Carolyn - Olathe, Kansas
Entered on January 11, 2009
Age Group: Under 18

I believe that the home is not one tangible place.

I consider my house to be my safe-haven, my refuge, and my home. Every time I come home from a small trip or long vacation, I feel so relieved when I just let my bag slide off my arm and fall to the floor as I walk into my house. I am home.

I am also home when I do what I love best: acting, watching movies, hanging out with friends, and spending some time with my family.

I believe that these things are what make up my home because they make me feel at ease, happy, loved, and safe. I believe that is what a home should be. It is an environment that makes you feel like you are safe, warm, loved; it is a time and place where you can feel your heart fill with bliss

I came to this conclusion after the death of my grandmother.

Once she had died, she left behind a house that had been home to her, her husband, and their four children. My uncle wanted to buy the house and the other siblings were supportive in his decision. I however, was not so pleased. It wasn’t the fact that he was buying the house that disturbed me. I knew that the house had to be bought by somebody, family member or not. It was a question of why. He went through great lengths to get the house, and now that he has it, he’s making major renovations that it doesn’t even look like the original house. It made me think. Did he want his old home? Or did he want the land? I was starting to believe he would have fought for the lot that the house was on, even if the house itself had burned to the ground.

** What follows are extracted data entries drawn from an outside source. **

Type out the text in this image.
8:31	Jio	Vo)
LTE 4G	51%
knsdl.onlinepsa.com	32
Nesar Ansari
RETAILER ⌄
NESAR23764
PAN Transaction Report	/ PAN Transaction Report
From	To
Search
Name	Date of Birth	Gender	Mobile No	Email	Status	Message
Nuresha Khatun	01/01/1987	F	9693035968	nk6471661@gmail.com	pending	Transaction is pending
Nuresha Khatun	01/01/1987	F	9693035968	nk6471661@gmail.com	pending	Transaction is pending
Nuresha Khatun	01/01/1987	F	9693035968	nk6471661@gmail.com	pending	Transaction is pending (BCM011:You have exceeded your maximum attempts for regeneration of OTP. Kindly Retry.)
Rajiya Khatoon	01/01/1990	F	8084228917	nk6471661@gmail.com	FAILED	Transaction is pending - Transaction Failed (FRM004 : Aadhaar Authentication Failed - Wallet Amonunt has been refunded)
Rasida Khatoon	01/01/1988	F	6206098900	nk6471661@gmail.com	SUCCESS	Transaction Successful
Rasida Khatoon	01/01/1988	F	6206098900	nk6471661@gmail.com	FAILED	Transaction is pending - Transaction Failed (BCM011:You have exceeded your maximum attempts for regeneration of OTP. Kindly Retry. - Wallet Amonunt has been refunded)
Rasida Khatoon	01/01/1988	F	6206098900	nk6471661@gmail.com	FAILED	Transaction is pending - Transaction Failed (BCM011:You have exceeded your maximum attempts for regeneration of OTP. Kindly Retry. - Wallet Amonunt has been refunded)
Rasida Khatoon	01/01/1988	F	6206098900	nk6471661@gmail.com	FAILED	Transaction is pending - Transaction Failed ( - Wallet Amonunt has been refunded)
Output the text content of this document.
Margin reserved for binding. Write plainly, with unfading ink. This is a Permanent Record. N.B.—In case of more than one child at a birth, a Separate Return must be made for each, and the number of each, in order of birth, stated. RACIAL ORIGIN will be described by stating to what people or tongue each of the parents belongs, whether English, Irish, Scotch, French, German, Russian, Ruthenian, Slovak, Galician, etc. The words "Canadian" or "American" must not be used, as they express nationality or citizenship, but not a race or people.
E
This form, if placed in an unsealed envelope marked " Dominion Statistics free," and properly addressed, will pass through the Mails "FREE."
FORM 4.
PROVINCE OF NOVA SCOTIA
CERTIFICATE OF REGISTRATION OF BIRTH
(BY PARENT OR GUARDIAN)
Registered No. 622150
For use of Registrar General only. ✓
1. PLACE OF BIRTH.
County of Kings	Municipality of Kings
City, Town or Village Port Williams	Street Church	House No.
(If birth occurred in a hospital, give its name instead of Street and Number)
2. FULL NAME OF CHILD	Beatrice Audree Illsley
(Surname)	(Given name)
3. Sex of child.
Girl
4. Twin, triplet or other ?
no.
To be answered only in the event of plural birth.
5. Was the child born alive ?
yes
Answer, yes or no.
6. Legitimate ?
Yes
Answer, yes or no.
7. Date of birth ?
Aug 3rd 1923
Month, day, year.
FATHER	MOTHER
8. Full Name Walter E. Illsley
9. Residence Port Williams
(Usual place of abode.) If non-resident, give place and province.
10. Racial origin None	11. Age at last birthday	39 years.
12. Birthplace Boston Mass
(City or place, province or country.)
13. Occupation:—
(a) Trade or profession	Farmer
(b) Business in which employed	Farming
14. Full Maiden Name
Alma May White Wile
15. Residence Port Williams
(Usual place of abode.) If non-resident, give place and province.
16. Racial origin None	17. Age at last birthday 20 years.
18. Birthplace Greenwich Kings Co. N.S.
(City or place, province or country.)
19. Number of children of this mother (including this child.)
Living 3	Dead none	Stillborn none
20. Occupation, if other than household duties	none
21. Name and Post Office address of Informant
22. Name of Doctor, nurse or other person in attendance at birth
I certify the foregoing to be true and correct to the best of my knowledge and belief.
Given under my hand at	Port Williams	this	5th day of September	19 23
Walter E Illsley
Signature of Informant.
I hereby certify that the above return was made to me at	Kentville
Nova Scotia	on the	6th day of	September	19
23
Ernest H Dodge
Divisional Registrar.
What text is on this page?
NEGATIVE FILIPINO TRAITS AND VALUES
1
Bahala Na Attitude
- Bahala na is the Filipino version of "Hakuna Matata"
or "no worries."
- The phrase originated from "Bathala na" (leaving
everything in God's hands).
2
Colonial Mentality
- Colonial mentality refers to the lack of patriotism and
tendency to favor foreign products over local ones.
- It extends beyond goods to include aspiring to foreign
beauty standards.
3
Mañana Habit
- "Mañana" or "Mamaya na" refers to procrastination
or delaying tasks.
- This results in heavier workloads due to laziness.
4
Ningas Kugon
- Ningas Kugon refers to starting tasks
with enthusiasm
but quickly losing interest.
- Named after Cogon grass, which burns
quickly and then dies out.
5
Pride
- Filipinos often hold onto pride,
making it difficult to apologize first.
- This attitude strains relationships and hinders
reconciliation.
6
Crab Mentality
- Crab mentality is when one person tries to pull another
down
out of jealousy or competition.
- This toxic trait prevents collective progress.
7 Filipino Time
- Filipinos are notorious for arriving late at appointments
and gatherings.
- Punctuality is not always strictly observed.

Taking it a step further, I think about the fighting in Israel. I see the effects of the fight for land taken to the extreme. The struggle in that place goes back years and years and I can hardly make out any of it. I find it ironic that there is so much nonsensical fighting and bloodshed in a place that is called the “Holy Land”. Whenever I get in a discussion with someone who tries to explain it to me, I hear, “It’s their home. They’re fighting over their home.” How can it be a home if it includes pain, suffering, and heartache? If that was what home meant, I wouldn’t want one.

But I do have a home, and it isn’t just my house. Although my house is a home to me, if it was burned down or invaded by another country, I have plenty to fall back on.